Change is afoot!

Zoltan Zavody, strategy manager at the Energy Saving Trust, examines how sustainable planning plays a crucial role in the development of sustainable communities.

Climate change is one of the greatest threats facing our planet and, while we all recognise the environmental impact of the cars we drive, the energy we use and the refuse we dump, buildings are not always immediately considered to be a factor.

Planning Policy Statement (PPS) 1 for England states that sustainable development is now “the core principle underpinning planning”. It goes further than general statements around sustainable development, and explicitly mentions climate change as something that needs to be addressed.

It aims to ensure that “development plans contribute to global sustainability by addressing the causes and potential impacts of climate change.”

As the document establishing the government’s over-arching planning policy, PPS1 needs to be taken into account when considering all other planning policies and guidance. The Statement requires regional and local planning bodies to “ensure that development plans contribute to global sustainability by addressing the causes and potential impacts of climate change”.

Great and small

Although PPS 1 is relevant to decisions on large-scale renewable energy generation, such as wind farms, it is equally applicable to smaller-scale issues that affect business and industry.

These include the promotion of:

  • energy-efficient buildings,
  • the use of combined heat and power,
  • low-carbon energy schemes,
  • small-scale renewables,
  • reduction of the need to travel by private car.

    Unfortunately, as advice is only clearly available on renewable energy (PPS 22), and because there is no PPS on other aspects of sustainable energy, progressive sustainable policies have traditionally been adopted with a certain degree of caution.

    Two primary areas of confusion have arisen as a consequence: energy efficiency is perceived to be adequately covered by the Building Regulations and to require no planning intervention; and, secondly, planning is often thought of in terms of the most narrow definition of land use.

    With regard to the first area, although PPS 1 requires planning policies not to undermine the Building Regulations, the Energy Saving Trust (EST) believes that requiring high-performance buildings in some locations does not so much “undermine” the Building Regulations as complement them, and is therefore perfectly legitimate.

    Building Regulations are, of necessity, the minimum legal requirement that must be achieved across the whole of the country to which they apply and cannot require higher standards according to local circumstances.
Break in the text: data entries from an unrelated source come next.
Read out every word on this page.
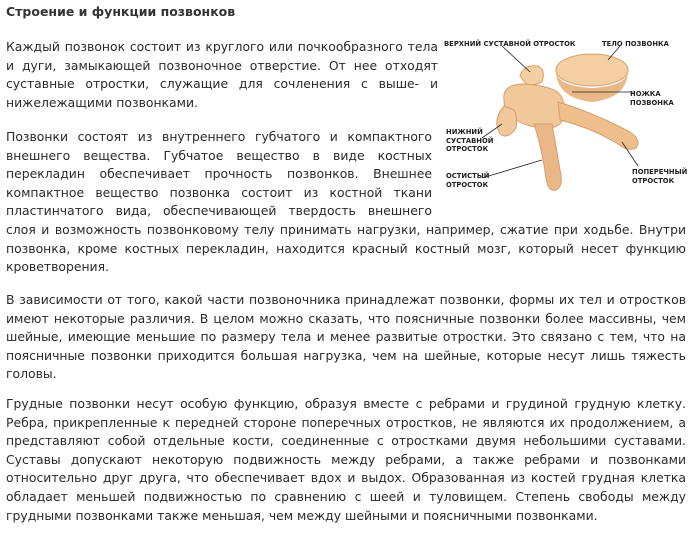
Строение и функции позвонков

Каждый позвонок состоит из круглого или почкообразного тела и дуги, замыкающей позвоночное отверстие. От нее отходят суставные отростки, служащие для сочленения с выше- и нижележащими позвонками.

Позвонки состоят из внутреннего губчатого и компактного внешнего вещества. Губчатое вещество в виде костных перекладин обеспечивает прочность позвонков. Внешнее компактное вещество позвонка состоит из костной ткани пластинчатого вида, обеспечивающей твердость внешнего слоя и возможность позвонковому телу принимать нагрузки, например, сжатие при ходьбе. Внутри позвонка, кроме костных перекладин, находится красный костный мозг, который несет функцию кроветворения.

В зависимости от того, какой части позвоночника принадлежат позвонки, формы их тел и отростков имеют некоторые различия. В целом можно сказать, что поясничные позвонки более массивны, чем шейные, имеющие меньшие по размеру тела и менее развитые отростки. Это связано с тем, что на поясничные позвонки приходится большая нагрузка, чем на шейные, которые несут лишь тяжесть головы.

Грудные позвонки несут особую функцию, образуя вместе с ребрами и грудиной грудную клетку. Ребра, прикрепленные к передней стороне поперечных отростков, не являются их продолжением, а представляют собой отдельные кости, соединенные с отростками двумя небольшими суставами. Суставы допускают некоторую подвижность между ребрами, а также ребрами и позвонками относительно друг друга, что обеспечивает вдох и выдох. Образованная из костей грудная клетка обладает меньшей подвижностью по сравнению с шеей и туловищем. Степень свободы между грудными позвонками также меньшая, чем между шейными и поясничными позвонками.

ВЕРХНИЙ СУСТАВНОЙ ОТРОСТОК	ТЕЛО ПОЗВОНКА
НОЖКА
ПОЗВОНКА
НИЖНИЙ
СУСТАВНОЙ
ОТРОСТОК
ОСТИСТЫЙ
ОТРОСТОК
ПОПЕРЕЧНЫЙ
ОТРОСТОК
This is where the planning system must come in, to ensure the standards required in any one area are locally (or regionally) appropriate, and not the legal minimum.
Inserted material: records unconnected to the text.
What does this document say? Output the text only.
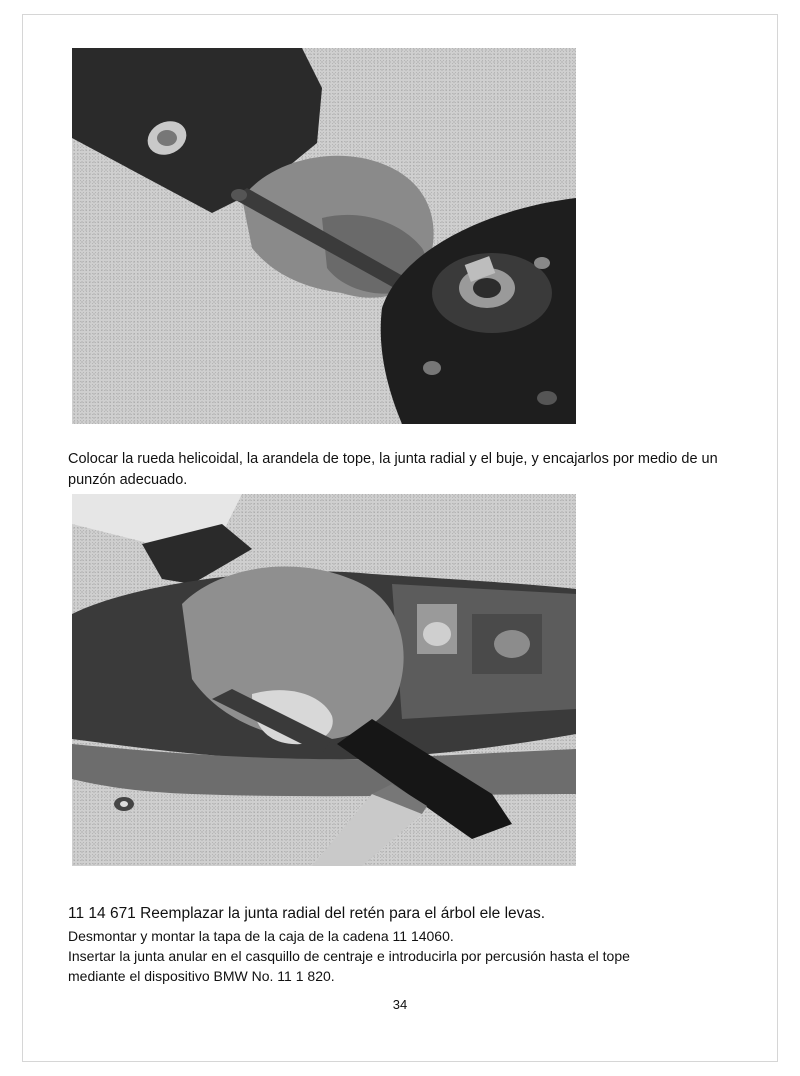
Colocar la rueda helicoidal, la arandela de tope, la junta radial y el buje, y encajarlos por medio de un punzón adecuado.
11 14 671 Reemplazar la junta radial del retén para el árbol ele levas.
Desmontar y montar la tapa de la caja de la cadena 11 14060.
Insertar la junta anular en el casquillo de centraje e introducirla por percusión hasta el tope
mediante el dispositivo BMW No. 11 1 820.
34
    On the second area of confusion, not only does PPS 1 specifically state that development plans should address the causes of climate change (and the technologies that should be encouraged by the planning system), it also makes it clear that planning is about “high-quality and inclusive design [that] goes far beyond aesthetic considerations”.

    The EST takes the view that, in order to make quite sure that sustainable energy considerations can be vigorously pursued in the making of planning decisions, sustainable energy itself needs to be identified as a priority in the Local Development Framework and the Regional Spatial Strategy.

    A full Planning Policy Statement on sustainable energy, along the lines of PPS 22 but covering all forms of energy generation and use, would help to dispel any confusion, so that all planners might fulfil their potential in helping England and the UK reach its long-term climate change objectives.

    Making a difference

    EST is therefore keen to highlight the notion that a few key policies, if worked up principally within the Local Development Framework, could make a real difference to the impact of sustainable planning. These key policies include:

  • An acknowledgement that regional planning can and must address climate change issues beyond any minimum requirements that may be laid down in national legislation, and that planning policies and decisions have a role to play in setting local authorities on course to reducing their carbon dioxide emissions by 60% by 2050;
  • A requirement that all new buildings should be required to meet an energy performance standard significantly above extant Building Regulations;
  • An expectation that all new developments should generate a percentage, say 10%, of their power from on-site renewable energy sources; and,
  • A requirement that the need for day-to-day travel should be minimised by the inclusion of a comprehensive public transport infrastructure for when travel is necessary.

    For new non-residential developments, fully worked-up travel plans should be included, setting out how employees and others can most sustainably reach the development.